Can you tell that I’m cleaning up my folders of Indian meal photographs? (g) Following up my brief mention way back when of lunch at Tabla Flavors in Dublin, http://www.chowhound.com/topics/31418... , I can certainly say that the flavors and textures of the food were notable and easy to recall these many months later.
Housed in what looks like it was a Taco Bell or other fast food chain outlet in a prior life, Tabla Flavors has counter service and a standard menu of South Indian dosai and staples supplemented with some daily specials, including meat dishes. I asked the cashier where the cooks were from. When he said Andhra Pradesh, I honed in on the lamb curry on the specials board asking if it might be a pepper-fry. He looked astounded at my question, but nodded “yes” saying that it was the Andhran semi-wet style with more gravy and also that he recommended it if we liked lamb. That was an easy decision, as my friend loves lamb in every shape and form. Glad to find someone who was willing to make suggestions, I asked him if he recommended the 70mm dosa. Instead he steered us to the Spring dosa because we’d like the fresh vegetables to start followed by the heavier lamb dish.
To start we had a cut mirchi as an appetizer, and I’ve not had better. Made with jalapeño chilis, these had a moderate bite showing off fresh green chili flavor. That was fine with me because I could easily handle the spice and eat more of them! The chickpea batter fried up to many layers of flakey, airy, non-greasy crunch. Sprinkled with spiced salt, freshly cut sweet onion, and a bit of cilantro, these were totally addictively and even more so when dunked in the cool coconut chutney. The coconut chutney itself was excellent with a warming spice.

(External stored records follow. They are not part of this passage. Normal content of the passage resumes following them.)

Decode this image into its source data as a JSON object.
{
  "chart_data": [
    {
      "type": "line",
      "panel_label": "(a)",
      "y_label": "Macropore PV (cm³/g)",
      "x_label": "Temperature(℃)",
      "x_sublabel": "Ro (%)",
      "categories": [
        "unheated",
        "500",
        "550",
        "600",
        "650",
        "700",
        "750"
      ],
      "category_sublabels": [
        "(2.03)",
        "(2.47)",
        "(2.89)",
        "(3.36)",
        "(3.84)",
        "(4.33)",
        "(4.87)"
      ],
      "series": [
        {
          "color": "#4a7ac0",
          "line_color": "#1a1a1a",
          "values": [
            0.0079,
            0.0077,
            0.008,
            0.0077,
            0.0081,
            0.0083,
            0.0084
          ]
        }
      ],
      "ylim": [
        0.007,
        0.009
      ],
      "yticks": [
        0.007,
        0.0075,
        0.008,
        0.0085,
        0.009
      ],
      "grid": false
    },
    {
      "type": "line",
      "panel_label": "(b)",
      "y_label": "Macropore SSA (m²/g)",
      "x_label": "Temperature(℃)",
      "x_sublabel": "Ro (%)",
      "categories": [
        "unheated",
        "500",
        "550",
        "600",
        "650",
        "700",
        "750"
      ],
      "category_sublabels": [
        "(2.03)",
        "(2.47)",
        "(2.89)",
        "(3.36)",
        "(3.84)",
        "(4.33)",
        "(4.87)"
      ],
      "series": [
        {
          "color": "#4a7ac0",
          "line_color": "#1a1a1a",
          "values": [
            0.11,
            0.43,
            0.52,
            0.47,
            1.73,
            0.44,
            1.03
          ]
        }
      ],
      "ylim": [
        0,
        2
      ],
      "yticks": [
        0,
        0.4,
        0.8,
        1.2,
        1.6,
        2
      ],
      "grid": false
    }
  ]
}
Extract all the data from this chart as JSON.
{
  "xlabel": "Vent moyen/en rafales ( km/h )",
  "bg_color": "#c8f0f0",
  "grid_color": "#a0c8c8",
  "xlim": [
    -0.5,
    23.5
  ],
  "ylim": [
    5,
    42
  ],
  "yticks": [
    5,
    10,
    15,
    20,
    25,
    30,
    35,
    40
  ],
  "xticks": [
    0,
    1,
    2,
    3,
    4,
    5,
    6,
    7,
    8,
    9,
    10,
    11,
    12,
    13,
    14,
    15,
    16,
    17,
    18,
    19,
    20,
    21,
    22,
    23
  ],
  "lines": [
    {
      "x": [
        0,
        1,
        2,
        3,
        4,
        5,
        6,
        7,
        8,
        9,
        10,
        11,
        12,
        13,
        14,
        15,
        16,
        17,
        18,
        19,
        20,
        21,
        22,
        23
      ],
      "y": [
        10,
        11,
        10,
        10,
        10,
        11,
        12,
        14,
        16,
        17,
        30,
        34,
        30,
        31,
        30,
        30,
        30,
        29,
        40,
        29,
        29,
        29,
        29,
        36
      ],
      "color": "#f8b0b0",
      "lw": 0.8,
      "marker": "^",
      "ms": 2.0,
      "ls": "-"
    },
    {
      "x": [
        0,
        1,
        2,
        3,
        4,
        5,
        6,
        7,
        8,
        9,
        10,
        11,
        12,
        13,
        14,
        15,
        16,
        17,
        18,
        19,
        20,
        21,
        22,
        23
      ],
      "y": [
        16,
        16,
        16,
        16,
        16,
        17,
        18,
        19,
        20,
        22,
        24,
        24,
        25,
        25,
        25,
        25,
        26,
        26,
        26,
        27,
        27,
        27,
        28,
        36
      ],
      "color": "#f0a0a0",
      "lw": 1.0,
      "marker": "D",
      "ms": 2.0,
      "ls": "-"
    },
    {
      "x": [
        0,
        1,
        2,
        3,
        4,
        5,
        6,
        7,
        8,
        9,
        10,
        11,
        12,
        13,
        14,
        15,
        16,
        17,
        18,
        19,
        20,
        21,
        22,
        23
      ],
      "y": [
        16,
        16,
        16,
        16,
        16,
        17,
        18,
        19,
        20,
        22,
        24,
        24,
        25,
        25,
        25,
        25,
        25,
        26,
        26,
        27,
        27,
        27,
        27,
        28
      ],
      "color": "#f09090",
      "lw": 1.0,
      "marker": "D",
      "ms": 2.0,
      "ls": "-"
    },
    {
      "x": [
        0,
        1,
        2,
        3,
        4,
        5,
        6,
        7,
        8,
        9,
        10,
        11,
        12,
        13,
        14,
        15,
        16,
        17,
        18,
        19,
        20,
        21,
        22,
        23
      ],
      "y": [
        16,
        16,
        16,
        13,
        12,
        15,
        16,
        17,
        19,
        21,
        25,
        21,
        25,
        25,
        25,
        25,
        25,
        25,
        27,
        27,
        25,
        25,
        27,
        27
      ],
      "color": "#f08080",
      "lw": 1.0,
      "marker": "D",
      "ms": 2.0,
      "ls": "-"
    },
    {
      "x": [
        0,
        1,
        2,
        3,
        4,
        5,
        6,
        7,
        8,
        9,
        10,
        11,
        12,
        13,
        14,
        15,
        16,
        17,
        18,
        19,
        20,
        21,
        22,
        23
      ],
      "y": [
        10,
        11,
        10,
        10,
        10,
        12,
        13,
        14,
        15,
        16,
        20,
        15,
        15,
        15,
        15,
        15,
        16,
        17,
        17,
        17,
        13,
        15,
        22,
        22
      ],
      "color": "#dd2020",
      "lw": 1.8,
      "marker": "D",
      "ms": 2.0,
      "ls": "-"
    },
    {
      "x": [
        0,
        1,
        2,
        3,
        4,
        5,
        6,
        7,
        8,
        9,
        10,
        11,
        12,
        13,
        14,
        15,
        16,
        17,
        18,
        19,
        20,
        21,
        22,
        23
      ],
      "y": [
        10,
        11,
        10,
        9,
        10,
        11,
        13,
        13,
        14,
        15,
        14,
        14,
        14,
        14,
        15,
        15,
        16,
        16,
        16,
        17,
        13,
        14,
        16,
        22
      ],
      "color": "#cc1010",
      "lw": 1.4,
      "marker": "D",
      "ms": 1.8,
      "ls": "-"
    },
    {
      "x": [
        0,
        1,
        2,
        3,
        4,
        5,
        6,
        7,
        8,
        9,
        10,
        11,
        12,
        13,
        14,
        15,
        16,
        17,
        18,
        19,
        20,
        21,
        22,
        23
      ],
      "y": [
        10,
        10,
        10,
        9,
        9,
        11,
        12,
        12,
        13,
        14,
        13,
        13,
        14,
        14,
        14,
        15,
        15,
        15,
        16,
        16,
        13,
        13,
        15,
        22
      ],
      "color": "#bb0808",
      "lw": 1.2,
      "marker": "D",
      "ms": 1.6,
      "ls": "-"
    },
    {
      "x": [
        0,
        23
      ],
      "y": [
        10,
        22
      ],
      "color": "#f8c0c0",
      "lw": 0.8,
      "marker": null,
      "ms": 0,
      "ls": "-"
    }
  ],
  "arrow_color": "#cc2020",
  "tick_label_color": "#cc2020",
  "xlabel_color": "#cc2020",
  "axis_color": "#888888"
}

Image of Cut mirchi with coconut chutney -
Our spring dosa was cut into thirds and presented like spokes on a wheel. I’ve never seen this before, but my friend said that’s how it’s done here. That certainly made it easier to share, and we also didn’t have the soggy middle problem because the steam could escape. Polished to a fine sheen, yet not greasy, this was as thin and crispy as it gets. The filling of fresh green beans, scallions, carrots, cauliflower and more blended with potatoes was only lightly spiced, giving it an uncommon delicacy that harmonized so well with the fragile dosa. This came with the same coconut chutney, but also tomato chutney and sambhar. The tomato chutney was even better with a smoky, nutty element. The sambhar was quite good too.
Image of Spring dosa with coconut chutney, tomato chutney and sambhar -
My lamb-loving companion found much to like about the lamb curry. Months later, he was still complimenting me for picking this dish. While I prefer the dryer style of pepper-fry, I couldn’t deny the deliciousness of this version in combination with the plain, soft, short-grain rice. We asked for this to be “hot” and the heat was dialed-up well past medium by my meter. All the other elements were as intense against the foil of the gamey meat to balance each other.
Image of Andhran semi-wet lamb curry -
An appetizer and two main dishes were more than the two of us could polish off. This was a very satisfying first visit and I wish it were closer to make a return visit. I’m looking forward to checking out the Foster City location of Tabla Flavors, a little closer to home.